Vitreoscilla haemoglobin (VHb) is a type of haemoglobin found in the Gram-negative aerobic bacterium, Vitreoscilla. It is the first haemoglobin discovered from bacteria, but unlike classic hemoglobin it is composed only of a single globin molecule.

Discovery

VHb was first discovered by Dale Webster in 1966 from a Vitreoscilla species. Being a soluble protein, and its close similarities of its spectral properties to those of bacterial cytochrome oxidase (cytochrome o), it was initially identified as “soluble cytochrome o”. The real nature of VHb as a hemoglobin rather than a soluble cytochrome was resolved only after the amino acid sequence determined in 1986. The amino acid sequence revealed that it is made up of a single globin domain without additional structural elements, in contrast to typical haemoglobin. Yet the solution of its crystal structure confirmed that the three-dimensional structure of is remarkably similar to the classic globin fold.

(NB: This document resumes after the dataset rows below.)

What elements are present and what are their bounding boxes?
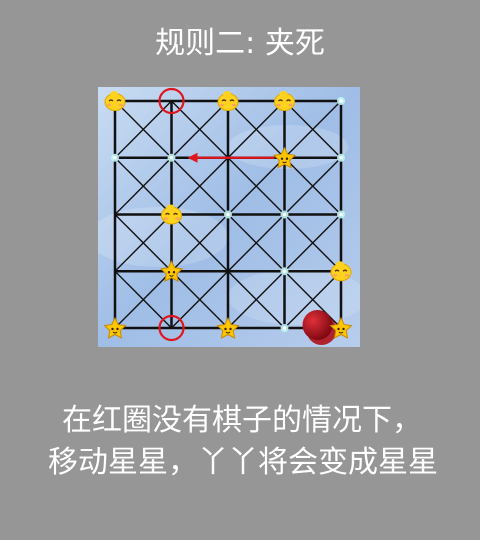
- empty-point[interactable]: [111, 153, 119, 162]
- game-board[interactable]: [98, 87, 360, 347]
- empty-point[interactable]: [280, 267, 289, 276]
- empty-point[interactable]: [224, 210, 232, 219]
- caption-line-2: 移动星星，丫丫将会变成星星: [48, 445, 438, 480]
- empty-point[interactable]: [280, 210, 289, 219]
- empty-point[interactable]: [167, 153, 176, 162]
- board-canvas: [98, 87, 360, 347]
- rule-title: 规则二: 夹死: [155, 26, 325, 61]
- empty-point[interactable]: [337, 97, 345, 105]
- empty-point[interactable]: [337, 153, 345, 162]
- empty-point[interactable]: [280, 324, 289, 332]
- caption-line-1: 在红圈没有棋子的情况下，: [62, 403, 422, 438]
- rule-caption: 在红圈没有棋子的情况下， 移动星星，丫丫将会变成星星: [0, 400, 480, 484]
- empty-point[interactable]: [337, 210, 345, 219]
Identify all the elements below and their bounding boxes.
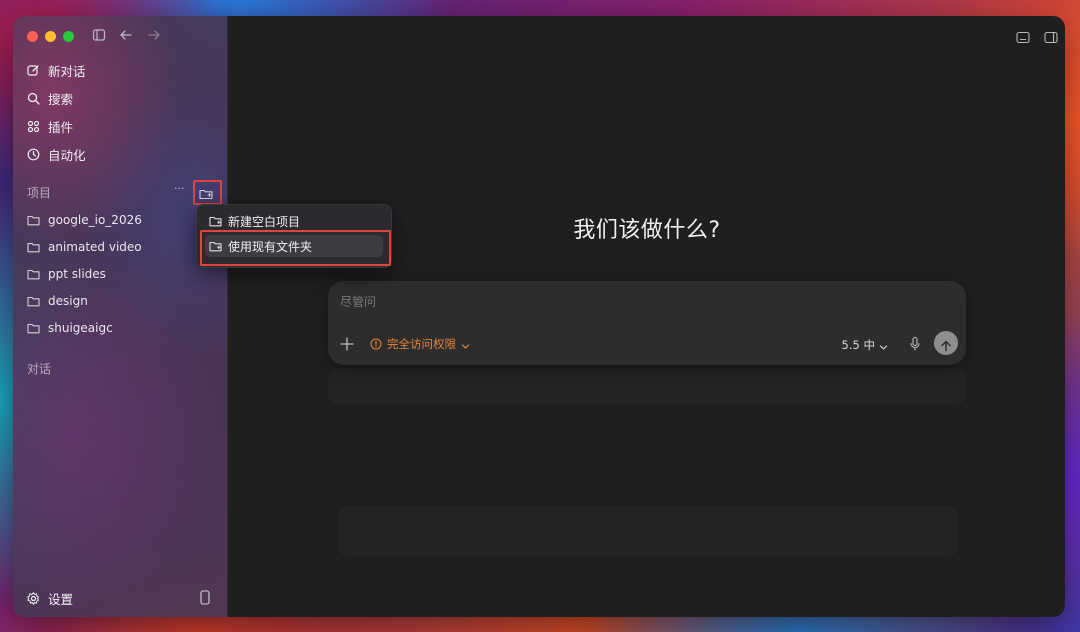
back-arrow-icon[interactable]: [118, 28, 134, 44]
access-permission-dropdown[interactable]: 完全访问权限: [370, 336, 470, 352]
forward-arrow-icon[interactable]: [146, 28, 162, 44]
gear-icon: [27, 591, 40, 605]
composer-input[interactable]: 尽管问: [340, 293, 376, 310]
project-item[interactable]: shuigeaigc: [27, 317, 213, 339]
nav-search[interactable]: 搜索: [27, 86, 213, 110]
project-item[interactable]: animated video: [27, 236, 213, 258]
folder-icon: [27, 215, 40, 226]
add-attachment-icon[interactable]: [340, 336, 354, 351]
nav-search-label: 搜索: [48, 91, 74, 107]
folder-icon: [27, 242, 40, 253]
clock-icon: [27, 148, 40, 161]
shield-icon: [370, 338, 382, 350]
project-item[interactable]: design: [27, 290, 213, 312]
projects-section-label: 项目: [27, 186, 52, 200]
project-label: design: [48, 294, 88, 308]
folder-icon: [27, 323, 40, 334]
menu-item-new-blank-project[interactable]: 新建空白项目: [205, 210, 383, 232]
arrow-up-icon: [940, 337, 952, 352]
microphone-icon[interactable]: [908, 336, 922, 352]
chevron-down-icon: [461, 340, 470, 349]
compose-icon: [27, 64, 40, 77]
menu-item-highlight: [200, 230, 391, 266]
app-window: 新对话 搜索 插件 自动化 项目 ··· google_io_2026 anim…: [13, 16, 1065, 617]
nav-plugins[interactable]: 插件: [27, 114, 213, 138]
settings-button[interactable]: 设置: [27, 586, 213, 610]
new-project-highlight: [193, 180, 222, 205]
nav-new-chat[interactable]: 新对话: [27, 58, 213, 82]
nav-automation[interactable]: 自动化: [27, 142, 213, 166]
folder-icon: [27, 269, 40, 280]
project-item[interactable]: google_io_2026: [27, 209, 213, 231]
nav-automation-label: 自动化: [48, 147, 86, 163]
background-panel: [338, 506, 958, 556]
close-window-button[interactable]: [27, 31, 38, 42]
main-panel: 我们该做什么? 尽管问 完全访问权限 5.5 中: [227, 16, 1065, 617]
project-label: shuigeaigc: [48, 321, 113, 335]
sidebar: 新对话 搜索 插件 自动化 项目 ··· google_io_2026 anim…: [13, 16, 227, 617]
model-label: 5.5 中: [841, 338, 875, 352]
search-icon: [27, 92, 40, 105]
settings-label: 设置: [48, 591, 74, 607]
zoom-window-button[interactable]: [63, 31, 74, 42]
project-item[interactable]: ppt slides: [27, 263, 213, 285]
nav-new-chat-label: 新对话: [48, 63, 86, 79]
plugins-icon: [27, 120, 40, 133]
sidebar-toggle-icon[interactable]: [91, 28, 107, 44]
minimize-window-button[interactable]: [45, 31, 56, 42]
project-label: ppt slides: [48, 267, 106, 281]
send-button[interactable]: [934, 331, 958, 355]
model-selector[interactable]: 5.5 中: [842, 337, 888, 353]
chevron-down-icon: [879, 341, 888, 350]
access-label: 完全访问权限: [387, 337, 456, 351]
nav-plugins-label: 插件: [48, 119, 74, 135]
project-label: animated video: [48, 240, 142, 254]
conversations-section-label: 对话: [27, 362, 52, 376]
side-panel-icon[interactable]: [1044, 29, 1058, 44]
phone-icon[interactable]: [200, 590, 210, 605]
terminal-panel-icon[interactable]: [1016, 29, 1030, 44]
folder-icon: [27, 296, 40, 307]
projects-more-button[interactable]: ···: [174, 182, 185, 195]
window-controls: [27, 31, 74, 42]
project-label: google_io_2026: [48, 213, 142, 227]
menu-item-label: 新建空白项目: [228, 214, 301, 229]
composer-shadow: [328, 368, 966, 404]
folder-plus-icon: [209, 216, 222, 227]
composer[interactable]: 尽管问 完全访问权限 5.5 中: [328, 281, 966, 365]
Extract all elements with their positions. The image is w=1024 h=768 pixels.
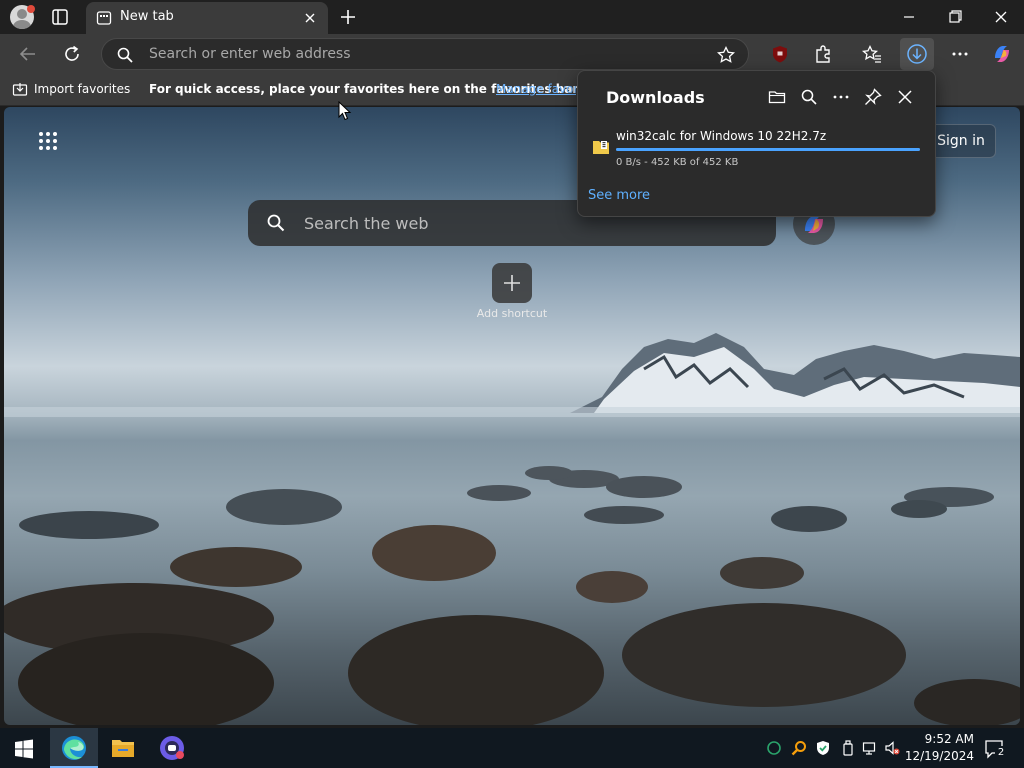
downloads-panel: Downloads win32calc for Windows 10 22H2.… [577, 70, 936, 217]
plus-icon [504, 275, 520, 291]
apps-grid-icon[interactable] [38, 131, 58, 151]
app-icon [160, 736, 184, 760]
ublock-icon[interactable] [768, 42, 792, 66]
import-favorites-button[interactable]: Import favorites [34, 82, 130, 96]
see-more-link[interactable]: See more [588, 188, 650, 203]
pin-icon[interactable] [863, 87, 883, 107]
new-tab-button[interactable] [338, 7, 358, 27]
import-favorites-icon[interactable] [12, 82, 28, 98]
zip-file-icon [592, 139, 610, 155]
copilot-icon[interactable] [990, 42, 1014, 66]
search-icon [116, 46, 134, 64]
tab-actions-icon[interactable] [48, 7, 72, 27]
security-shield-icon[interactable] [815, 740, 831, 756]
edge-icon [62, 736, 86, 760]
tray-search-tool-icon[interactable] [791, 740, 807, 756]
volume-muted-icon[interactable] [884, 740, 900, 756]
tray-status-icon[interactable] [766, 740, 782, 756]
windows-start-icon[interactable] [14, 739, 34, 759]
search-icon [266, 213, 286, 233]
mouse-pointer [338, 101, 352, 121]
clock-time[interactable]: 9:52 AM [904, 732, 974, 746]
back-button[interactable] [18, 44, 38, 64]
tab-title: New tab [120, 9, 174, 24]
title-bar: New tab [0, 0, 1024, 34]
download-status: 0 B/s - 452 KB of 452 KB [616, 157, 739, 168]
file-explorer-icon [112, 740, 134, 757]
newtab-page-icon [96, 10, 112, 26]
minimize-button[interactable] [897, 6, 921, 28]
close-window-button[interactable] [989, 6, 1013, 28]
notification-count: 2 [995, 746, 1007, 759]
download-progress-fill [616, 148, 920, 151]
web-search-input[interactable]: Search the web [304, 214, 428, 233]
more-icon[interactable] [831, 87, 851, 107]
taskbar: 9:52 AM 12/19/2024 2 [0, 728, 1024, 768]
close-icon[interactable] [302, 10, 318, 26]
plus-icon [341, 10, 355, 24]
star-add-icon[interactable] [716, 45, 736, 65]
taskbar-edge[interactable] [50, 728, 98, 768]
search-icon[interactable] [799, 87, 819, 107]
restore-icon [949, 10, 962, 23]
downloads-button[interactable] [900, 38, 934, 70]
close-icon [995, 11, 1007, 23]
folder-icon[interactable] [767, 87, 787, 107]
downloads-title: Downloads [606, 88, 705, 107]
minimize-icon [904, 16, 914, 18]
close-icon[interactable] [895, 87, 915, 107]
add-shortcut-label: Add shortcut [476, 307, 548, 320]
add-shortcut-button[interactable] [492, 263, 532, 303]
refresh-icon [65, 45, 79, 61]
removable-drive-icon[interactable] [840, 740, 856, 756]
download-filename[interactable]: win32calc for Windows 10 22H2.7z [616, 129, 826, 143]
navigation-toolbar: Search or enter web address [0, 34, 1024, 74]
favorites-icon[interactable] [860, 42, 884, 66]
extensions-icon[interactable] [811, 42, 835, 66]
manage-favorites-link[interactable]: Manage favorites now [496, 82, 576, 96]
address-bar[interactable]: Search or enter web address [101, 38, 749, 70]
download-icon [907, 44, 927, 64]
profile-status-badge [27, 5, 35, 13]
address-input[interactable]: Search or enter web address [149, 46, 351, 62]
more-icon[interactable] [948, 42, 972, 66]
taskbar-file-explorer[interactable] [99, 728, 147, 768]
restore-button[interactable] [943, 6, 967, 28]
refresh-button[interactable] [62, 44, 82, 64]
clock-date[interactable]: 12/19/2024 [900, 749, 974, 763]
download-progress-bar [616, 148, 920, 151]
taskbar-app[interactable] [148, 728, 196, 768]
notification-icon[interactable]: 2 [983, 738, 1007, 760]
network-icon[interactable] [862, 740, 878, 756]
back-arrow-icon [19, 47, 35, 61]
tab-new-tab[interactable]: New tab [86, 2, 328, 34]
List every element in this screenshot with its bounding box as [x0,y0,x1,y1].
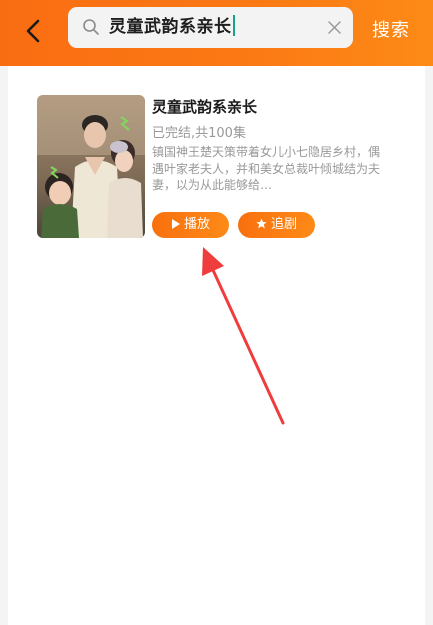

VHb is produced by the gene (vgb) which was cloned in 1988.

Function

VHb is the best understood of all the bacterial haemoglobins, and is attributed to play a number of functions. Its main role is likely the binding of oxygen at low concentrations and its direct delivery to the terminal respiratory oxidase(s) such as cytochrome o. It is also involved in the delivery of oxygen to oxygenases, detoxification of NO by converting it to nitrate, and sensing oxygen concentrations and passing this signal to transcription factors. It has a peroxidase-like activity and effectively eliminate autoxidation-derived H2O2, which is a cause of haeme degradation and iron release.